I don’t know if Israeli Prime Minister Benjamin Netanyahu is a hockey fan, but I hope he was watching the opening game of the National Hockey League championship series April 30 in St. Louis. It held a useful lesson for Middle East diplomats.
The home team, the St. Louis Blues, isn’t what you’d call championship material. They’ve never won the coveted Stanley Cup. They haven’t even reached the finals since 1970. But this year might be different, if April 30 was any indication.
Their opponents were the defending champion Los Angeles Kings. The game was tied 1-1 when the regulation third period ended, triggering overtime. Twelve minutes later, a St. Louis defenseman was sidelined for injuring an opponent. The penalty left the Blues a player short, dimming their chances.
Seconds later, the Blues’ Alex Steen grabbed the puck from the Kings goalie, who had skated behind the goal, leaving the front unguarded. Steen deftly slipped the puck over the red goal line and into the empty net, winning the game.
The moral: Red lines are there to be crossed.

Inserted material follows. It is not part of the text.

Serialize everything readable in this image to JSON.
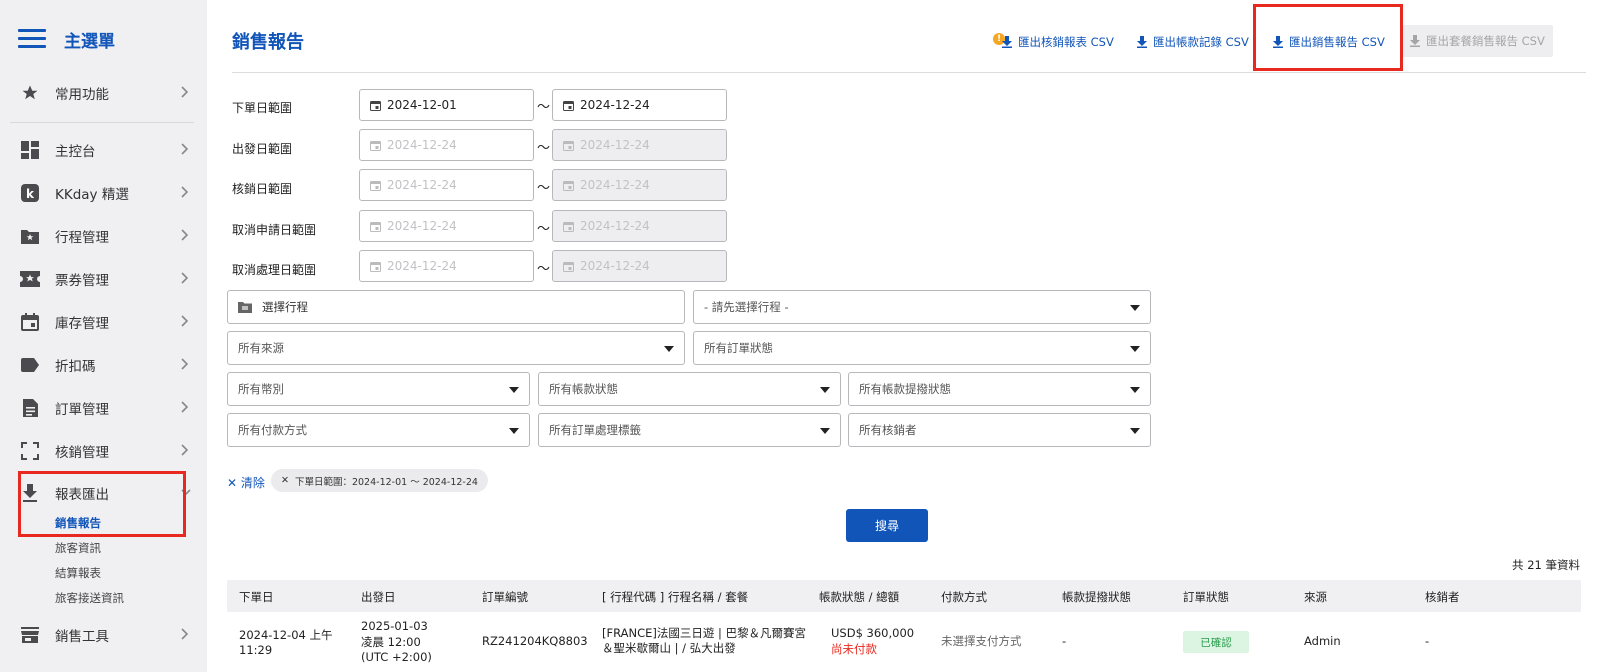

If you’re on top and you want to stay there, don’t get caught on the wrong side of a red line.
Western leaders seem lately to be tripping over red lines with embarrassing frequency. President Obama identified one on August 20, 2012, when he warned Syria’s Bashar al-Assad of “enormous consequences” if chemical weapons enter the civil war. “A red line for us,” he said, “is we start seeing a whole bunch of chemical weapons moving around.”
Well, we’ve started seeing the weapons. It sounds like the red line has been crossed. It’s unclear, though. We don’t know if it was “a whole bunch” or, more likely, just a smidgeon. This is critical. The point of chemical weapons is to blanket an area and cause mass deaths. Current reports show only a handful of deaths. Perhaps it wasn’t a tactical deployment. Was the regime toying with Obama, testing him? Did a rogue unit finagle a canister or two? If so, were they regime or rebels? Was a red line really crossed? If it was, who do we go after?